Measured and glossy, Reversion has just enough violence to be termed a “thriller”. At the same time, Jose Nestor Marquez’s science fiction film develops a sense of menace, imagining a near future where technology determines experience.
At first, this technology assumes a commercial form. We meet Sophie (Aja Naomi King) and her father Jack (Colm Feore), a neuroscientist and tech mogul, as they’re planning for the imminent launch of their new gadget, Oubli. A discreet earpiece that could be mistaken for jewelry, with its matching app, Oubli allows users to relive in vivid detail their most treasured memories. Reversion doesn’t bother too much with explanations of how this might work, but it transpires that over-use of the device has a significant side effect.
Reversion’s tech firm recalls, of course, Apple, in its slick, theatrical product launches, its narrative advertising, and the intuitive “feel” of its merchandise. Even Jack, trim, vigorous, and secretive, suggests Steve Jobs. With these allusions and several plot points, Reversion offers an obvious critique of our tech-dependent lives and corporate systems, as well as the idea that we might seek comfort, inspiration, and fulfillment of emotional needs from our devices. The OS-human romance Her has already posited this problem, but unlike Spike Jonze’s film, which might be described as quirkily sweet, Reversion has hard edges.
These edges are not subtle. It’s apparent early that Sophie isn’t as she appears, our suspicions encouraged by striking wide shots that repeatedly place her only just in frame. We imagine undercurrents of something uncontrolled and dangerous in Sophie, beneath the clean, reflective surfaces surrounding her. Indeed, we learn that she’s haunted by the suicide of her mother and feeling lonely, her every interaction related to her job or mediated by her father.
When Sophie puts off the advances of a man in a bar with a gentle but also shocking rebuttal, she jolts him out of his self-assurance. Their exchange also hints at a casual destructiveness that Sophie’s moneyed poise can’t mask. She doesn’t just reject him, but delivers a dose of existential terror,
The plot turns increasingly disordered. Once Sophie leaves the bar, a staged car crash separates her from her loyal driver and bodyguard Ayden (Gary Dourdan). Soon enough, she’s abducted by a mysterious woman (Jeanette Samano), who’s seeking the code to turn off an implant placed in her brain without her consent. Here, Reversion borrows from conspiracy theories, as well as spectacular mad science and body horror, all aspects of a layperson’s perception of neuroscience as a process of prodding at the brain. This perception remains incendiary in an age when the fear of science still has real consequences. (Just Google “Anti-Vaxxer,” “Big Pharma” or “global warming” to see such consequences in real-world action.)

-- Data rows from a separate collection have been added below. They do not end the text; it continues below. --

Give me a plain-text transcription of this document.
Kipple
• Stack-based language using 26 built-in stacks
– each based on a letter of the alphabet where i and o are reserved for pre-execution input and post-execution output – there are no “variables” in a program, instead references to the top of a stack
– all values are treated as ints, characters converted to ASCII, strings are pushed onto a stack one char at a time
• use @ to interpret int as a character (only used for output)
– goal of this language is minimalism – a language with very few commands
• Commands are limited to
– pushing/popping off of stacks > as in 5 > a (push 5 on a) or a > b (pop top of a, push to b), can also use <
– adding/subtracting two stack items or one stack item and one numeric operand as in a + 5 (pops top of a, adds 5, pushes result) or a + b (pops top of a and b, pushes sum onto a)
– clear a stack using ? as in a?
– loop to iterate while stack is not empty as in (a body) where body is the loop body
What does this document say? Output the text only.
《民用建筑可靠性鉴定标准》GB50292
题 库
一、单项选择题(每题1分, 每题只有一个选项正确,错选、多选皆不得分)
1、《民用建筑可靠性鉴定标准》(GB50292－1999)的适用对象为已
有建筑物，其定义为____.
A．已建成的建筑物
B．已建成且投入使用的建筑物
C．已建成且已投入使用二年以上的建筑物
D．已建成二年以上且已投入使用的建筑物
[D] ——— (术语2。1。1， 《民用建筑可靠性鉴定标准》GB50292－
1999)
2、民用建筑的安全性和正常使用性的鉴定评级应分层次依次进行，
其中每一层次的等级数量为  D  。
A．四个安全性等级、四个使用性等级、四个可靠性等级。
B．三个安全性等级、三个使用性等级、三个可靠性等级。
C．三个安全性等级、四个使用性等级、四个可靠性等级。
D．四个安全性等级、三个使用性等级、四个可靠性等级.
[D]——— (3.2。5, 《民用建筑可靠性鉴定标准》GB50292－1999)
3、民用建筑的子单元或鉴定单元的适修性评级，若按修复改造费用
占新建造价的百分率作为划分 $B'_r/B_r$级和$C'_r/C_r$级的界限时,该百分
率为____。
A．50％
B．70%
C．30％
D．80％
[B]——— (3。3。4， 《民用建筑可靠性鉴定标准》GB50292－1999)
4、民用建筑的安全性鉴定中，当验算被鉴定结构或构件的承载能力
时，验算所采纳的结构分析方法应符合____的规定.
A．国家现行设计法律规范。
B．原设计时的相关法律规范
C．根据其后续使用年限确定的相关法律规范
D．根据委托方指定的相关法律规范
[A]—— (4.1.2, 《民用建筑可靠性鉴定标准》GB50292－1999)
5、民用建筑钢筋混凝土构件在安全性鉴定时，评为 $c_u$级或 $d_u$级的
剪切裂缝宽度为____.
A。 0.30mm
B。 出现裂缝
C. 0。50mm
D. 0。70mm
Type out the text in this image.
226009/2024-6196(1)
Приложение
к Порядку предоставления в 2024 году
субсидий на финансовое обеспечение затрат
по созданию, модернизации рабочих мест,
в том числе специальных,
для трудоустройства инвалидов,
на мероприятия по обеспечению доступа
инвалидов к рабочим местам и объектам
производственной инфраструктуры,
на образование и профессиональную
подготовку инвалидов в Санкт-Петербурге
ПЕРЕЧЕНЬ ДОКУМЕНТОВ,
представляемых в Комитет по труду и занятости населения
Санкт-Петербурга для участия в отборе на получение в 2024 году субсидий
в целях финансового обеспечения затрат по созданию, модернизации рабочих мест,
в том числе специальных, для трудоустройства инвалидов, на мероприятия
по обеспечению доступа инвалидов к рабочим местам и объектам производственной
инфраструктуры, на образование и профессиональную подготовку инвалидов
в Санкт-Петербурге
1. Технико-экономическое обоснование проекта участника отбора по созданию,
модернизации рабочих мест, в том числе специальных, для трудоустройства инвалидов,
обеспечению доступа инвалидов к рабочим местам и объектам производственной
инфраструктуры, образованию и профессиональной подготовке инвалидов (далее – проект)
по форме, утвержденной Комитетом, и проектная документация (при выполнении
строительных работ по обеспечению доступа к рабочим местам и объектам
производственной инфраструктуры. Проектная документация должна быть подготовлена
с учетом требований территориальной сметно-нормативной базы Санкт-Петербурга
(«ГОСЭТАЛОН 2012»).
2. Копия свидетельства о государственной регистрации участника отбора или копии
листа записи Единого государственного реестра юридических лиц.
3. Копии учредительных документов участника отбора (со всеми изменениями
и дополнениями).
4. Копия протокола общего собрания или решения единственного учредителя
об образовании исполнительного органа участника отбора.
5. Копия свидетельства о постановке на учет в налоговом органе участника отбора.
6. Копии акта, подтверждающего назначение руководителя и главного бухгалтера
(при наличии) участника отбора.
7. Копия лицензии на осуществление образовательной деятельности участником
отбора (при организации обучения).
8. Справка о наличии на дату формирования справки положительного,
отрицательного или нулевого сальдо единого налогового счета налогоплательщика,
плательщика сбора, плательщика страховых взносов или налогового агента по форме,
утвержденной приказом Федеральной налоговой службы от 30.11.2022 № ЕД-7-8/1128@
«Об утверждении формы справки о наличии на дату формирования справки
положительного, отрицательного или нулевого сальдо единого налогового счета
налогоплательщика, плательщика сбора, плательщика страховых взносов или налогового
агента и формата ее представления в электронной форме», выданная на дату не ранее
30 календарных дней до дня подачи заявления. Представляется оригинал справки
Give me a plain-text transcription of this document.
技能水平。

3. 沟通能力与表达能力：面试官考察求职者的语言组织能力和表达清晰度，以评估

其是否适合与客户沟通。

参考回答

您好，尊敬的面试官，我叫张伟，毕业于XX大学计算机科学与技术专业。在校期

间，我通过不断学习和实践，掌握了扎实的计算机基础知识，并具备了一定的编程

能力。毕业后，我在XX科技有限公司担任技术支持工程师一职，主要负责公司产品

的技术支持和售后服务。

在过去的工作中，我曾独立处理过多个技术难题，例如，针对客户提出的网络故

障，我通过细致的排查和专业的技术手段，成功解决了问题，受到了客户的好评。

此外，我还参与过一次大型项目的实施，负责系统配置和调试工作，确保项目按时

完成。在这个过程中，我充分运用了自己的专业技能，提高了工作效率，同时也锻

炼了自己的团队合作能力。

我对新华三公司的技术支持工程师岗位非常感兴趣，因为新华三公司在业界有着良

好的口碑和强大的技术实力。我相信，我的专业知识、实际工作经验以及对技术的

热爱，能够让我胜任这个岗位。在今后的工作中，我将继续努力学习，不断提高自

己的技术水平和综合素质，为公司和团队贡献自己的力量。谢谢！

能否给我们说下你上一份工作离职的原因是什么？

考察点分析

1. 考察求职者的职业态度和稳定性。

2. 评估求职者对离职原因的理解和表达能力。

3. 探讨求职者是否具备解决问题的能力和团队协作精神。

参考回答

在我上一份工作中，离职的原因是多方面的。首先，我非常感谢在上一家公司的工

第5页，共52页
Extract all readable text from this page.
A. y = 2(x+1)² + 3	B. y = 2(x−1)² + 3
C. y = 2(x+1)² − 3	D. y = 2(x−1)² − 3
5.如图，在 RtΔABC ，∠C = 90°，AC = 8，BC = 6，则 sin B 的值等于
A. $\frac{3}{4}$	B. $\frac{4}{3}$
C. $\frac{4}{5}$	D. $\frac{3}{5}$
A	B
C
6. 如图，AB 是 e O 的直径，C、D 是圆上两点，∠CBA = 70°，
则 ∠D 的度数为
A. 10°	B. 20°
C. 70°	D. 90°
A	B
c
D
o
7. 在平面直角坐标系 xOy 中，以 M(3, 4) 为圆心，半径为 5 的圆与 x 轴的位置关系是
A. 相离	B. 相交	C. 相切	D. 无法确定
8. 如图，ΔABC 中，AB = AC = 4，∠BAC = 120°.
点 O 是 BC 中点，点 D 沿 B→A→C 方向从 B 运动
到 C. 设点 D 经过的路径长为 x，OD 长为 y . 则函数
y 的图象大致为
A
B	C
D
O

It’s hardly surprising then, that Jack’s motives for developing the technology may not be altogether benign. Like all classic sci-fi, Reversion‘s central conceit springs from contemporary social and political concerns. The thematic focus shifts from a familiar anxiety about new technology to an exploration of the difficulties of maintaining bodily autonomy, and also of the medicalization of socially unacceptable impulses. The movie poses the question: is it ever ethical to fundamentally alter someone’s sense of self, tied up in memory, in order to protect them from themselves? If so, who decides this?
Reversion also ponders the risk in our need to escape into nostalgia. Oubli, it appears, does not allow users to relive negative memories, as these are not deemed beneficial. The movie concludes that in shielding ourselves from our worst memories, something essential must be lost, recalling ongoing media wrangles about an infantilized society wanting and also worried about trigger warnings.
Reversion provides few answers to the questions it raises. Still, its pleasingly diverse, female-led cast delivers strong, affecting performances, unforced. While the ideas are less nuanced, they are intriguing.